Six weeks after he took over, Café Filho faced a political threat: October's congressional election. He held aloof from the electioneering, even though the success or failure of his administration obviously depended on his getting right-center majorities in both the Senate and the Chamber. He got them. His main political problem now is to keep both of the two main conservative parties on his side. Café Filho (never a member of either party) appears to be unworried about that problem. "My problems are economic," he said recently, "because Brazil's problems are economic."
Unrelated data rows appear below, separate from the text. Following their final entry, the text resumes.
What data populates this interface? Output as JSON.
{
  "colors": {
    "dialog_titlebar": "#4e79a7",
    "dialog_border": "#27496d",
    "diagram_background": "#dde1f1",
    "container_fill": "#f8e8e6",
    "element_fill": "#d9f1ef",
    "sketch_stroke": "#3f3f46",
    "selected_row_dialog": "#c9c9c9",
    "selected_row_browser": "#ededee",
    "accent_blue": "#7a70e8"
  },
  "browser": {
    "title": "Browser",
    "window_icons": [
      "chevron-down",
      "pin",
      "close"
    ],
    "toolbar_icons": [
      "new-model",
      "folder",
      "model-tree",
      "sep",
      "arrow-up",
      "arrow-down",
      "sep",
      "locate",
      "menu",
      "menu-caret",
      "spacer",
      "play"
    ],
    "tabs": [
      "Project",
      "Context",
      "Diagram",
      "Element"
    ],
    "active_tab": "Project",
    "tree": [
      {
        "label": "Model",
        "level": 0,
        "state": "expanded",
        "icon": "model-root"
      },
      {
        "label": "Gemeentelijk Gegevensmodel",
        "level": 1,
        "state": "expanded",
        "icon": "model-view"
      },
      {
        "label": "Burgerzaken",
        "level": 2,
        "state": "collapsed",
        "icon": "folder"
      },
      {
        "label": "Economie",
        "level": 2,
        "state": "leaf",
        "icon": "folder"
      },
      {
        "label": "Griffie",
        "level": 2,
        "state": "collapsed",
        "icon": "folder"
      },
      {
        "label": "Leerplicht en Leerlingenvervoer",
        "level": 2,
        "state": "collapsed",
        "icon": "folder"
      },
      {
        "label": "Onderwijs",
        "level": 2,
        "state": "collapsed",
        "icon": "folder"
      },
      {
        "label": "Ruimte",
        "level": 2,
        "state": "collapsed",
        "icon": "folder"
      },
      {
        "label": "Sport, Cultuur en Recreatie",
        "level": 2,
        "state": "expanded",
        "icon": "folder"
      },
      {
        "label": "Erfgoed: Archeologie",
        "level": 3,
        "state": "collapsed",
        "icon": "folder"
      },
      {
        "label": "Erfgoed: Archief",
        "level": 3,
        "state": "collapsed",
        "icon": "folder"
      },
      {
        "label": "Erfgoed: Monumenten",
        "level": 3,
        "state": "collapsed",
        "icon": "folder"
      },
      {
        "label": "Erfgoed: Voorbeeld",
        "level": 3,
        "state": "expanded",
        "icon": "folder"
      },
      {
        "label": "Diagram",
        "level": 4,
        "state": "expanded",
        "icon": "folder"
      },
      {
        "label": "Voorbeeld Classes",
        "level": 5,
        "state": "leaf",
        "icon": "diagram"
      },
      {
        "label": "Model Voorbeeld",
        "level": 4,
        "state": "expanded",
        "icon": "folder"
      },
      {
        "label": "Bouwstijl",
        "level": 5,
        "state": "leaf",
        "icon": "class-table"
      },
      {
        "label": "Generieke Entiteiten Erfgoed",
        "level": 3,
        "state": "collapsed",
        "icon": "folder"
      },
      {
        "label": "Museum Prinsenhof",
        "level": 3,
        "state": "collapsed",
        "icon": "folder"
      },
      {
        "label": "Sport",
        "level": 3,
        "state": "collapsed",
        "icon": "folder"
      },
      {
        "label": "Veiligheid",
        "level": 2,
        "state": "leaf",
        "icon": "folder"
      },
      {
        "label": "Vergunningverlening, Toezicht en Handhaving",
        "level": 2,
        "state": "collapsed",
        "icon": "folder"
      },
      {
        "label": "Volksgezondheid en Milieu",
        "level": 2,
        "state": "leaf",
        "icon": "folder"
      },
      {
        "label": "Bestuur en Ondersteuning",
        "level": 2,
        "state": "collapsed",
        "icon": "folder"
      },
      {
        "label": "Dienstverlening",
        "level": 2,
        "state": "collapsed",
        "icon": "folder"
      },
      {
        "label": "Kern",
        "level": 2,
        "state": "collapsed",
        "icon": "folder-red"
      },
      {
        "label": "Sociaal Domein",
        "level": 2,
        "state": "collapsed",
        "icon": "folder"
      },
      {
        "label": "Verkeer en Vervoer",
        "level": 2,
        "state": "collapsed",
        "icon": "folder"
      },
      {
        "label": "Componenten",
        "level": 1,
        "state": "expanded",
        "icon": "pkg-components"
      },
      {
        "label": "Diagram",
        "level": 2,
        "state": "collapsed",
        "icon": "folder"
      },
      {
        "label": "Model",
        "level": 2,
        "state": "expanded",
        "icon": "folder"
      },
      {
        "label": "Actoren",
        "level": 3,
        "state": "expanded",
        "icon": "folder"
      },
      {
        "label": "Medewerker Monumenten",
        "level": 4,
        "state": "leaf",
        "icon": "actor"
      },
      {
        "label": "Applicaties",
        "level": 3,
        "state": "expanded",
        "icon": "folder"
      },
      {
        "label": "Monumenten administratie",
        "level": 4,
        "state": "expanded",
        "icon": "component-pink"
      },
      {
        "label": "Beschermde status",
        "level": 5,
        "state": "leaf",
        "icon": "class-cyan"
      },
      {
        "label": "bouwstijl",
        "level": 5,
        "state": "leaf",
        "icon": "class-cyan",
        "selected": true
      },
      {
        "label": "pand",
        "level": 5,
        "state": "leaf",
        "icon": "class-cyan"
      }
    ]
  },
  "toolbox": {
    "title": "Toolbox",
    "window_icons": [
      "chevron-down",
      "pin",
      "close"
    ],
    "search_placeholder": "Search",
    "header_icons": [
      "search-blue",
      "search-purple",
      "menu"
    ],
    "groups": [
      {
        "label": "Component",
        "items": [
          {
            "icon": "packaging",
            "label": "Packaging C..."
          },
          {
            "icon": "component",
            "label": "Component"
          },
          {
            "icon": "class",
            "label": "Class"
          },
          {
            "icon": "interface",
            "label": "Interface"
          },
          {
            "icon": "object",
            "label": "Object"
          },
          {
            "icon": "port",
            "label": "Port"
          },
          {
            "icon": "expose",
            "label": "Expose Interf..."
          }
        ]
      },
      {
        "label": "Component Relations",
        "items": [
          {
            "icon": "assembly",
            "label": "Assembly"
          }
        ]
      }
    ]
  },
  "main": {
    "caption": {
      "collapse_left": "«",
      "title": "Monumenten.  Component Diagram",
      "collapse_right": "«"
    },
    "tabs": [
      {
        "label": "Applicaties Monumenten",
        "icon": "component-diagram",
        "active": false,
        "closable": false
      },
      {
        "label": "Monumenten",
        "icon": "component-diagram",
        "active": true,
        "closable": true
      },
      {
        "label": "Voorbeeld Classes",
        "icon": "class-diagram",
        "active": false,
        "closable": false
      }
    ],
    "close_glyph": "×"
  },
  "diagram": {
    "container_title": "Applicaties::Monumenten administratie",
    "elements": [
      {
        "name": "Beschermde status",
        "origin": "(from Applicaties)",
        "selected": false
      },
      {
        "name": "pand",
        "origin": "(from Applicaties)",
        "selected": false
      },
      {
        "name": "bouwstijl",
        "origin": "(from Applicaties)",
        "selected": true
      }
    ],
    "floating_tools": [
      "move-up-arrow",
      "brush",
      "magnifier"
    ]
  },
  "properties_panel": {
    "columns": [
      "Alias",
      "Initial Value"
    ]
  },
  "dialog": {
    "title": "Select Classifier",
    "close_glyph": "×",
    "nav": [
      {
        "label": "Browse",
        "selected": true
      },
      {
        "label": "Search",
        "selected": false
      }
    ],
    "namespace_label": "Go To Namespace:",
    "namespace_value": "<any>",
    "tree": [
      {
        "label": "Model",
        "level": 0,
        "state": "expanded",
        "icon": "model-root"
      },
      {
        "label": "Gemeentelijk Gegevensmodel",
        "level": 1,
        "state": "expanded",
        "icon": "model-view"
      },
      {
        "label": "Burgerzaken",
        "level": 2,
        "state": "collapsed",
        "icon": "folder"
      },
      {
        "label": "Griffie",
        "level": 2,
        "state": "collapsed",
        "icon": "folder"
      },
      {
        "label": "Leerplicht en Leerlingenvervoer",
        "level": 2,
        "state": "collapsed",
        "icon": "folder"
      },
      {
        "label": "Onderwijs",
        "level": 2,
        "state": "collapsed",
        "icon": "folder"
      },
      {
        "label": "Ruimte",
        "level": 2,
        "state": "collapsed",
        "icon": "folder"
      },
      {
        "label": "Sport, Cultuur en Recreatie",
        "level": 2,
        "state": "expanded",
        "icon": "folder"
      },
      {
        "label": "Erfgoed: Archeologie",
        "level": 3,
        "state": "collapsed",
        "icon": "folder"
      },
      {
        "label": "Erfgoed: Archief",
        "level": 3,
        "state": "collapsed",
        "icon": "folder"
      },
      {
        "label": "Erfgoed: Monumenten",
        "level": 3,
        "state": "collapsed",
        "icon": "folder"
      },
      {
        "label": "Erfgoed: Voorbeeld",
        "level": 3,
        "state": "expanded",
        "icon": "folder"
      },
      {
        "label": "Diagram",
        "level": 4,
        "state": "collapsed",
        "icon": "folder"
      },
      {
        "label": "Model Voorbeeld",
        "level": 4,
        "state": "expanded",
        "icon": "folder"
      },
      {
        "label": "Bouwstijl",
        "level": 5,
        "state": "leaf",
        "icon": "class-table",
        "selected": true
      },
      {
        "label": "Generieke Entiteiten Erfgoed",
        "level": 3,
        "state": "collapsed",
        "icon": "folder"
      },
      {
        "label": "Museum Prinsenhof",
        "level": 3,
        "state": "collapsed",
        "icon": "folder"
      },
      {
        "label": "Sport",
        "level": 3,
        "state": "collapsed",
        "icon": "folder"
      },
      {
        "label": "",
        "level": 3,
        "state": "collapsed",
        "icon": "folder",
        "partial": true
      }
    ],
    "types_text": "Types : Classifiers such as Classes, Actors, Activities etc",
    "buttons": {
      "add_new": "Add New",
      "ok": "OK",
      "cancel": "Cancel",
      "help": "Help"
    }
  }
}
Monkeys & Skyscrapers. One problem Brazil does not suffer from is any lack of natural resources. Vast stretches of the interior are trackless jungle where jaguars and howler monkeys will long outnumber human inhabitants, but some three-fourths of the nation's total area can ul timately be used as cropland or pasture. According to a recent study by U.S. experts, Brazil is not only capable of feeding her own fast-growing population abundantly, but is potentially one of the world's great exporters of foodstuffs. In hydroelectric potential (21 million kw.) Brazil is nearly as well-endowed as the U.S. A quarter of the world's known iron-ore deposits lie in Brazil, along with sizable reserves of manganese, chrome, nickel, bauxite and phosphates—and geological exploration of the sparsely settled interior has barely begun.